November 23, 2015 / 3:12 PM / 2 years ago

C$ falls with lower commodity prices, trims losses

A Canadian dollar coin, commonly known as the "Loonie", is pictured in this illustration picture taken in Toronto January 23, 2015. REUTERS/Mark Blinch

TORONTO (Reuters) - The Canadian dollar weakened against a broadly stronger greenback on Monday, although it trimmed some losses in tandem with crude oil after Saudi Arabia reiterated its willingness to work with other oil producers to stabilize prices.

Rising expectations that the Federal Reserve will begin tightening as early as next month helped support the U.S. dollar and led to further volatility in commodity markets.

U.S. crude CLc1 prices were down 1.22 percent to $41.39 a barrel, while Brent crude LCOc1 lost 0.13 percent to $44.60.[O/R]

At 9:37 a.m.

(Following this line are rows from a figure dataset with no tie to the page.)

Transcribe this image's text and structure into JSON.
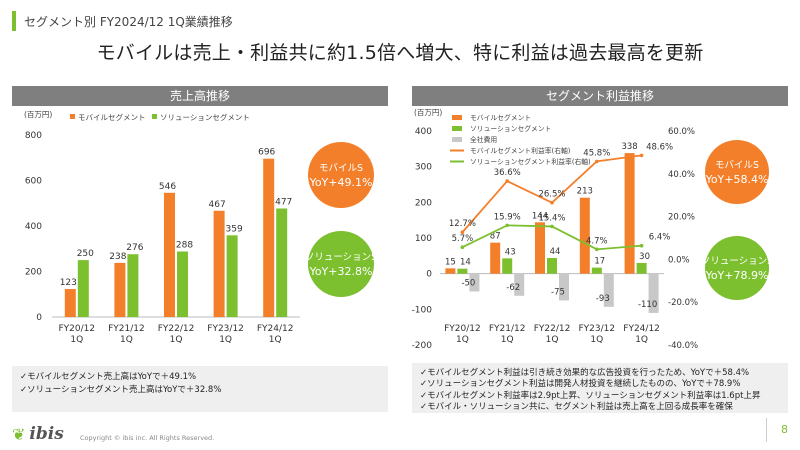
{
  "header": {
    "section_title": "セグメント別 FY2024/12 1Q業績推移"
  },
  "headline": "モバイルは売上・利益共に約1.5倍へ増大、特に利益は過去最高を更新",
  "colors": {
    "mobile": "#f47f2a",
    "solution": "#7cbf2f",
    "company": "#c8c8c8",
    "accent": "#7cbf2f"
  },
  "chart_data": [
    {
      "type": "bar",
      "title": "売上高推移",
      "unit_label": "(百万円)",
      "categories": [
        "FY20/12\n1Q",
        "FY21/12\n1Q",
        "FY22/12\n1Q",
        "FY23/12\n1Q",
        "FY24/12\n1Q"
      ],
      "series": [
        {
          "name": "モバイルセグメント",
          "values": [
            123,
            238,
            546,
            467,
            696
          ]
        },
        {
          "name": "ソリューションセグメント",
          "values": [
            250,
            276,
            288,
            359,
            477
          ]
        }
      ],
      "ylim": [
        0,
        800
      ],
      "yticks": [
        0,
        200,
        400,
        600,
        800
      ],
      "legend": "top",
      "callouts": [
        {
          "label": "モバイルS",
          "value": "YoY+49.1%"
        },
        {
          "label": "ソリューションS",
          "value": "YoY+32.8%"
        }
      ]
    },
    {
      "type": "bar",
      "title": "セグメント利益推移",
      "unit_label": "(百万円)",
      "categories": [
        "FY20/12\n1Q",
        "FY21/12\n1Q",
        "FY22/12\n1Q",
        "FY23/12\n1Q",
        "FY24/12\n1Q"
      ],
      "series": [
        {
          "name": "モバイルセグメント",
          "values": [
            15,
            87,
            144,
            213,
            338
          ]
        },
        {
          "name": "ソリューションセグメント",
          "values": [
            14,
            43,
            44,
            17,
            30
          ]
        },
        {
          "name": "全社費用",
          "values": [
            -50,
            -62,
            -75,
            -93,
            -110
          ]
        },
        {
          "name": "モバイルセグメント利益率(右軸)",
          "type": "line",
          "values": [
            12.7,
            36.6,
            26.5,
            45.8,
            48.6
          ],
          "labels": [
            "12.7%",
            "36.6%",
            "26.5%",
            "45.8%",
            "48.6%"
          ]
        },
        {
          "name": "ソリューションセグメント利益率(右軸)",
          "type": "line",
          "values": [
            5.7,
            15.9,
            15.4,
            4.7,
            6.4
          ],
          "labels": [
            "5.7%",
            "15.9%",
            "15.4%",
            "4.7%",
            "6.4%"
          ]
        }
      ],
      "ylim": [
        -200,
        400
      ],
      "yticks": [
        -200,
        -100,
        0,
        100,
        200,
        300,
        400
      ],
      "y2lim": [
        -40,
        60
      ],
      "y2ticks": [
        "-40.0%",
        "-20.0%",
        "0.0%",
        "20.0%",
        "40.0%",
        "60.0%"
      ],
      "legend": "top-left",
      "callouts": [
        {
          "label": "モバイルS",
          "value": "YoY+58.4%"
        },
        {
          "label": "ソリューションS",
          "value": "YoY+78.9%"
        }
      ]
    }
  ],
  "left_summary": [
    "✓モバイルセグメント売上高はYoYで＋49.1%",
    "✓ソリューションセグメント売上高はYoYで＋32.8%"
  ],
  "right_summary": [
    "✓モバイルセグメント利益は引き続き効果的な広告投資を行ったため、YoYで＋58.4%",
    "✓ソリューションセグメント利益は開発人材投資を継続したものの、YoYで＋78.9%",
    "✓モバイルセグメント利益率は2.9pt上昇、ソリューションセグメント利益率は1.6pt上昇",
    "✓モバイル・ソリューション共に、セグメント利益は売上高を上回る成長率を確保"
  ],
  "footer": {
    "logo": "ibis",
    "copyright": "Copyright © ibis inc. All Rights Reserved.",
    "page": "8"
  }
}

EST (1437 GMT), the Canadian dollar CAD=D4 was trading at C$1.3373 to the greenback, or 74.78 U.S. cents, weaker than Friday’s official close of C$1.3345, or 74.93 U.S. cents.

The currency’s strongest level of the session was C$1.3326, while its weakest level was C$1.3436, having moved back in sight of the 11-year low hit in September at 1.3457.

Against the euro, the Canadian dollar was 0.1 percent lower at C$1.4225 after business activity in the euro zone picked up at its fastest pace since mid-2011.

A disappointing drop in September retail sales weighed on the Canadian dollar on Friday.

Also Friday, data released by the U.S. Commodity Futures Trading Commission revealed that speculators have increased bearish bets on the Canadian dollar.

Canadian government bond prices were lower across the maturity curve, with the two-year CA2YT=RR price down 2.5 Canadian cents to yield 0.63 percent and the benchmark 10-year CA10YT=RR falling 14 Canadian cents to yield 1.64 percent.

The Canada-U.S. two-year bond spread was unchanged at -29.6 basis points, while the 10-year spread was little changed at -63.4 basis points.

The domestic data calendar is empty today.

Bank of Canada Deputy Governor Lynn Patterson will give a presentation on Tuesday at the University of Regina, the last scheduled appearance by a policymaker before the central bank’s next interest rate decision due Dec. 2.

On Wednesday, the Bank of Canada will conduct a C$1.4 billion 30-year auction on behalf of the Government of Canada.